Now Michael Stage of the University of Massachusetts in Amherst and his colleagues have caught cosmic rays in the making. Using the Chandra X-ray Observatory, the team identified regions of the Cassiopeia A supernova remnant (pictured) where electrons were being accelerated by the supernova's shockwave. Some electrons were accelerated almost as fast as theoretically possible, and their overall spectrum matched well with cosmic-ray theory.

Journal club

Cole Miller

University of Maryland, College Park, Maryland, USA

Fast-moving stars give this astronomer new reasons to admire the heavens.

I grew up in the countryside, and would often look up at the night sky. Like billions before me, I concluded that the stars are essentially immobile. Indeed, in our vicinity, a typical star moves at only 20 kilometres per second relative to the average motion of nearby stars.

Recently, however, some exceptions to this slow grandeur have been discovered. Warren Brown of the Smithsonian Astrophysical Observatory in Cambridge, Massachusetts, and his colleagues (W. R. Brown et al. Astrophys. J. 640, L35–L38; 2006) report observations of so-called 'hypervelocity' stars.
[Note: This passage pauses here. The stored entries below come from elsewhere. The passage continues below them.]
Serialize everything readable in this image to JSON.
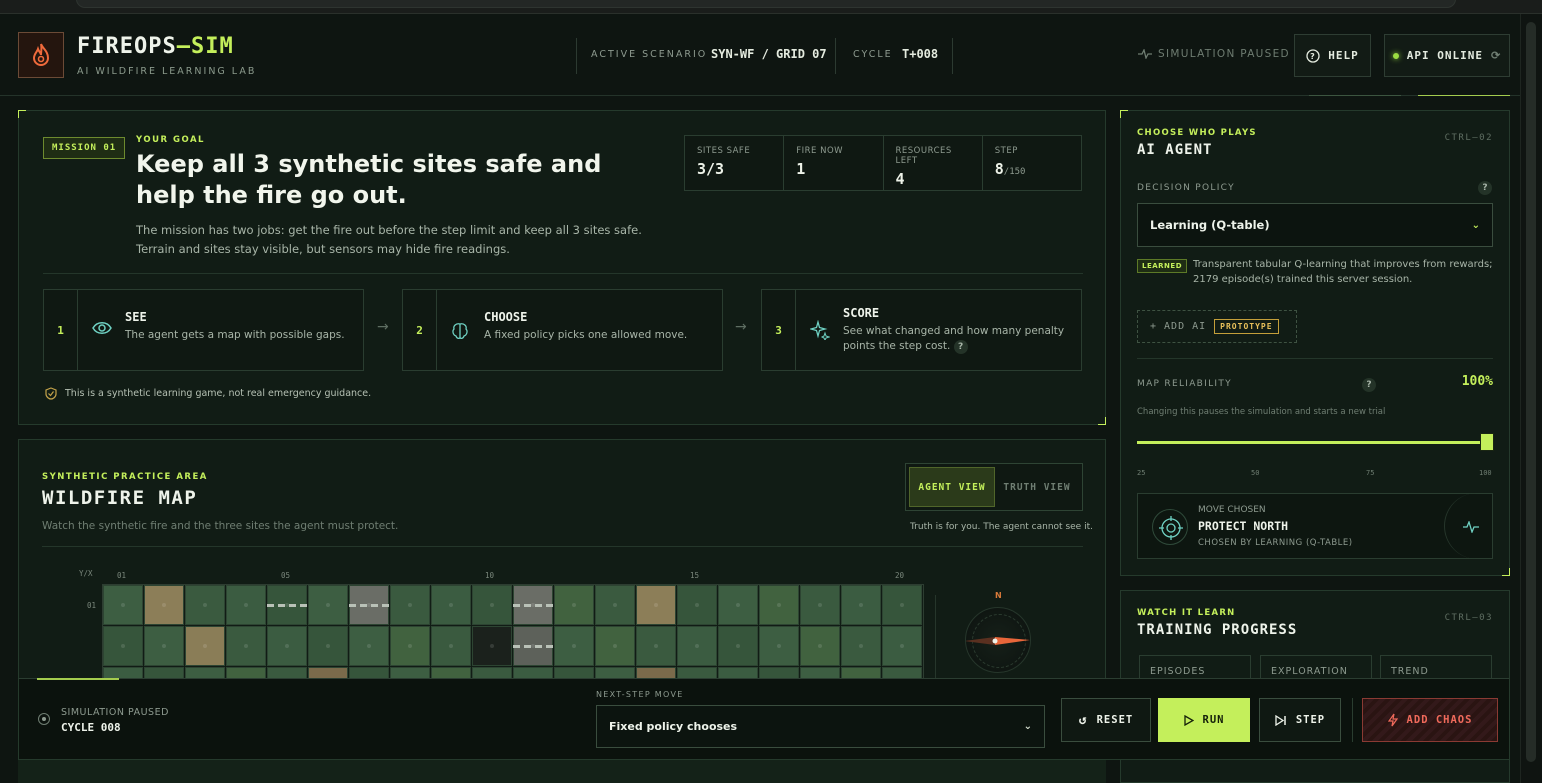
{
  "header": {
    "brand_main": "FIREOPS",
    "brand_dash": "—SIM",
    "brand_sub": "AI WILDFIRE LEARNING LAB",
    "scenario_label": "ACTIVE SCENARIO",
    "scenario_value": "SYN-WF / GRID 07",
    "cycle_label": "CYCLE",
    "cycle_value": "T+008",
    "sim_status": "SIMULATION PAUSED",
    "help_label": "HELP",
    "api_label": "API ONLINE"
  },
  "mission": {
    "badge": "MISSION 01",
    "goal_label": "YOUR GOAL",
    "title": "Keep all 3 synthetic sites safe and help the fire go out.",
    "description": "The mission has two jobs: get the fire out before the step limit and keep all 3 sites safe. Terrain and sites stay visible, but sensors may hide fire readings.",
    "stats": [
      {
        "label": "SITES SAFE",
        "value": "3/3",
        "suffix": ""
      },
      {
        "label": "FIRE NOW",
        "value": "1",
        "suffix": ""
      },
      {
        "label": "RESOURCES LEFT",
        "value": "4",
        "suffix": ""
      },
      {
        "label": "STEP",
        "value": "8",
        "suffix": "/150"
      }
    ],
    "steps": [
      {
        "num": "1",
        "title": "SEE",
        "desc": "The agent gets a map with possible gaps.",
        "icon": "eye-icon"
      },
      {
        "num": "2",
        "title": "CHOOSE",
        "desc": "A fixed policy picks one allowed move.",
        "icon": "brain-icon"
      },
      {
        "num": "3",
        "title": "SCORE",
        "desc": "See what changed and how many penalty points the step cost.",
        "icon": "sparkle-icon"
      }
    ],
    "disclaimer": "This is a synthetic learning game, not real emergency guidance."
  },
  "map": {
    "label": "SYNTHETIC PRACTICE AREA",
    "title": "WILDFIRE MAP",
    "desc": "Watch the synthetic fire and the three sites the agent must protect.",
    "agent_view": "AGENT VIEW",
    "truth_view": "TRUTH VIEW",
    "truth_note": "Truth is for you. The agent cannot see it.",
    "axis_corner": "Y/X",
    "x_ticks": [
      "01",
      "05",
      "10",
      "15",
      "20"
    ],
    "y_ticks": [
      "01"
    ],
    "compass_n": "N"
  },
  "agent": {
    "label": "CHOOSE WHO PLAYS",
    "title": "AI AGENT",
    "ctrl": "CTRL—02",
    "policy_label": "DECISION POLICY",
    "policy_value": "Learning (Q-table)",
    "learned_tag": "LEARNED",
    "learned_desc": "Transparent tabular Q-learning that improves from rewards; 2179 episode(s) trained this server session.",
    "add_ai": "+ ADD AI",
    "prototype": "PROTOTYPE",
    "reliability_label": "MAP RELIABILITY",
    "reliability_value": "100%",
    "reliability_fraction": 1.0,
    "reliability_note": "Changing this pauses the simulation and starts a new trial",
    "ticks": [
      "25",
      "50",
      "75",
      "100"
    ],
    "move_label": "MOVE CHOSEN",
    "move_value": "PROTECT NORTH",
    "move_source": "CHOSEN BY LEARNING (Q-TABLE)"
  },
  "training": {
    "label": "WATCH IT LEARN",
    "title": "TRAINING PROGRESS",
    "ctrl": "CTRL—03",
    "boxes": [
      "EPISODES",
      "EXPLORATION",
      "TREND"
    ]
  },
  "bottom": {
    "status": "SIMULATION PAUSED",
    "cycle": "CYCLE 008",
    "next_label": "NEXT-STEP MOVE",
    "next_value": "Fixed policy chooses",
    "reset": "RESET",
    "run": "RUN",
    "step": "STEP",
    "chaos": "ADD CHAOS"
  },
  "colors": {
    "accent": "#c4ef5b",
    "danger": "#f06a5b",
    "warn": "#e8c05a",
    "background": "#0e1511"
  }
}
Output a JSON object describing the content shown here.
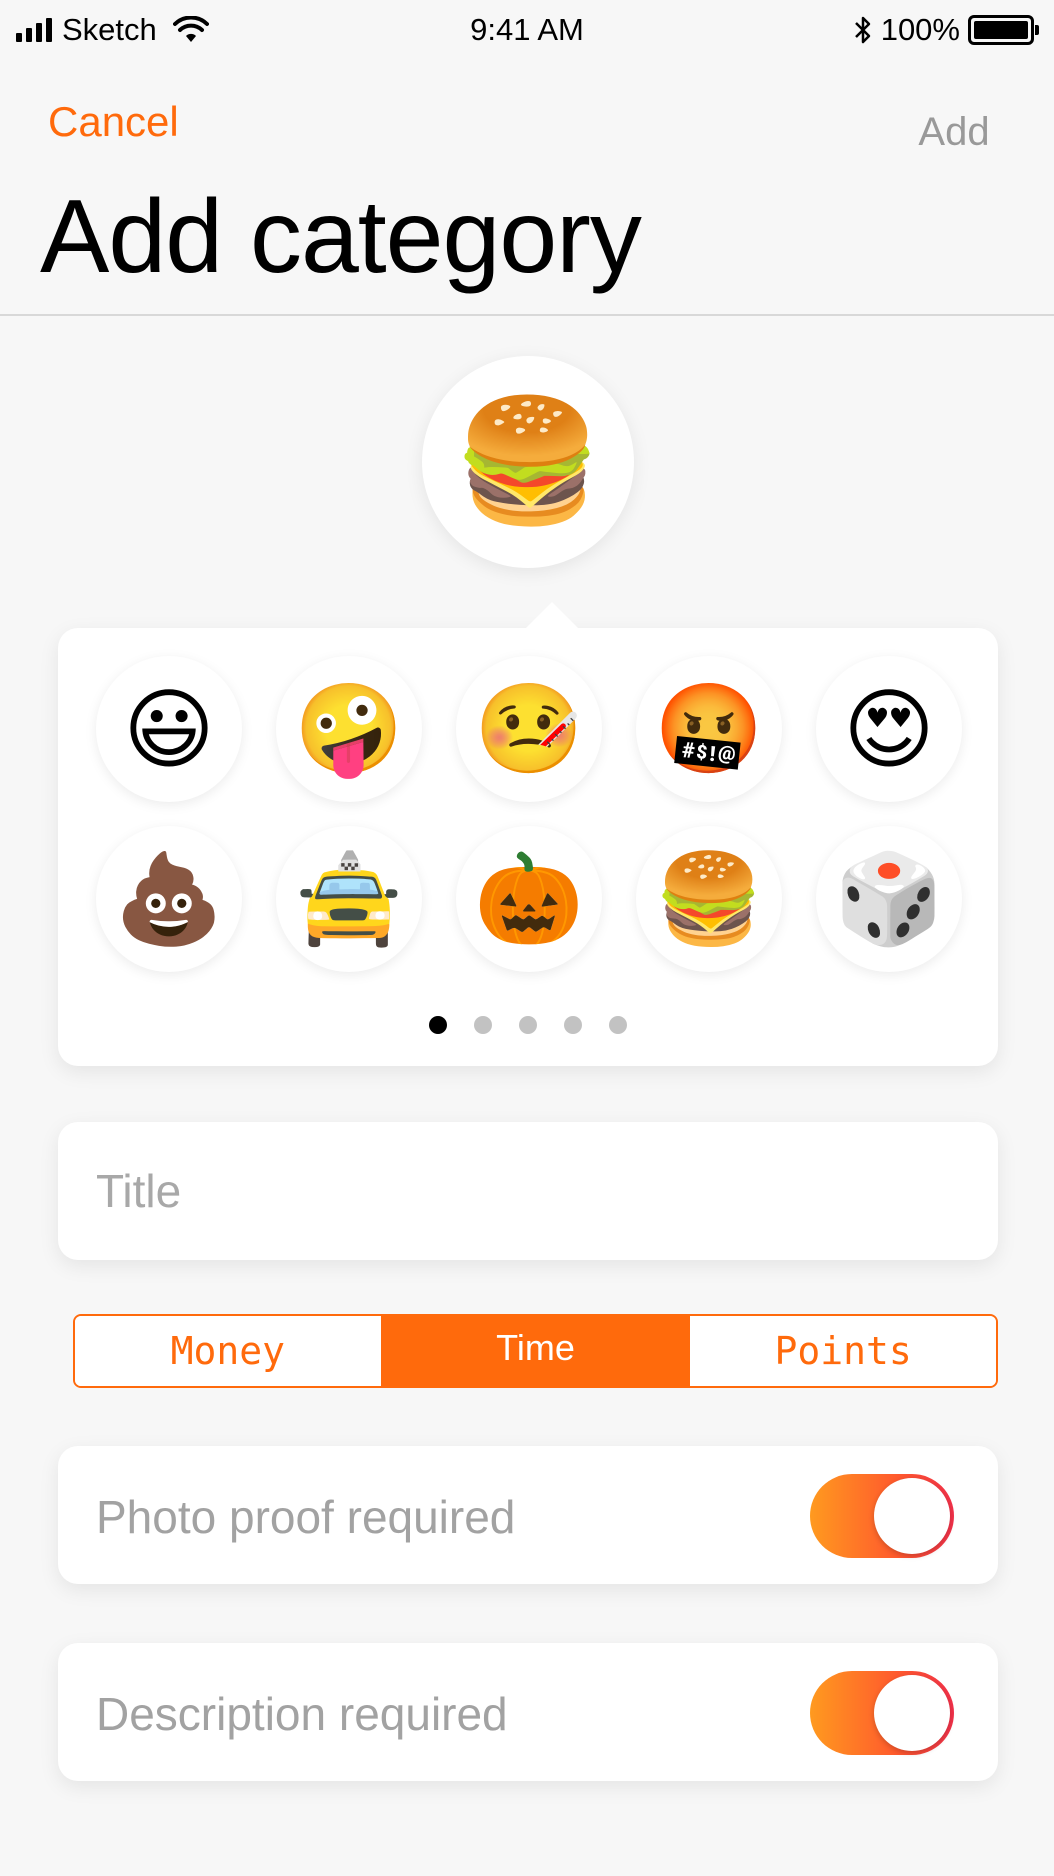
{
  "status_bar": {
    "carrier": "Sketch",
    "time": "9:41 AM",
    "battery": "100%",
    "icons": [
      "signal-icon",
      "wifi-icon",
      "bluetooth-icon",
      "battery-icon"
    ]
  },
  "header": {
    "cancel_label": "Cancel",
    "add_label": "Add",
    "title": "Add category"
  },
  "selected_emoji": "🍔",
  "picker": {
    "emojis": [
      "😃",
      "🤪",
      "🤒",
      "🤬",
      "😍",
      "💩",
      "🚖",
      "🎃",
      "🍔",
      "🎲"
    ],
    "page_count": 5,
    "active_page": 1
  },
  "title_field": {
    "placeholder": "Title",
    "value": ""
  },
  "segmented": {
    "options": [
      "Money",
      "Time",
      "Points"
    ],
    "selected": "Time"
  },
  "toggles": {
    "photo_proof": {
      "label": "Photo proof required",
      "on": true
    },
    "description": {
      "label": "Description required",
      "on": true
    }
  },
  "colors": {
    "accent": "#ff6a0c",
    "background": "#f7f7f7",
    "placeholder": "#a8a8a8"
  }
}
These stars, tens of thousands of light years away, have speeds of 500–700 kilometres per second, which is sufficient to escape our Galaxy entirely.

Remarkably, the best explanation for the behaviour of these objects was proposed before their discovery (J. G. Hills Nature 331, 687–689; 1988). If a closely bound pair of stars plunges near a supermassive black hole lurking at the galaxy's centre, purely gravitational effects can separate the stellar binary, leaving one star in orbit around the black hole and sending the other on a one-way trip to intergalactic space. A Galactic-Centre origin for these stars is consistent with their current ages, positions and projected velocities.

Even more dramatic ejections could happen when stars interact with the binary supermassive black holes inside recently merged galaxies.

I live in the city now, so the skies are not as favourable for perusal. When I do look up, though, I have a newfound respect for the dynamism of the heavens and the role of black holes in the cosmic dance.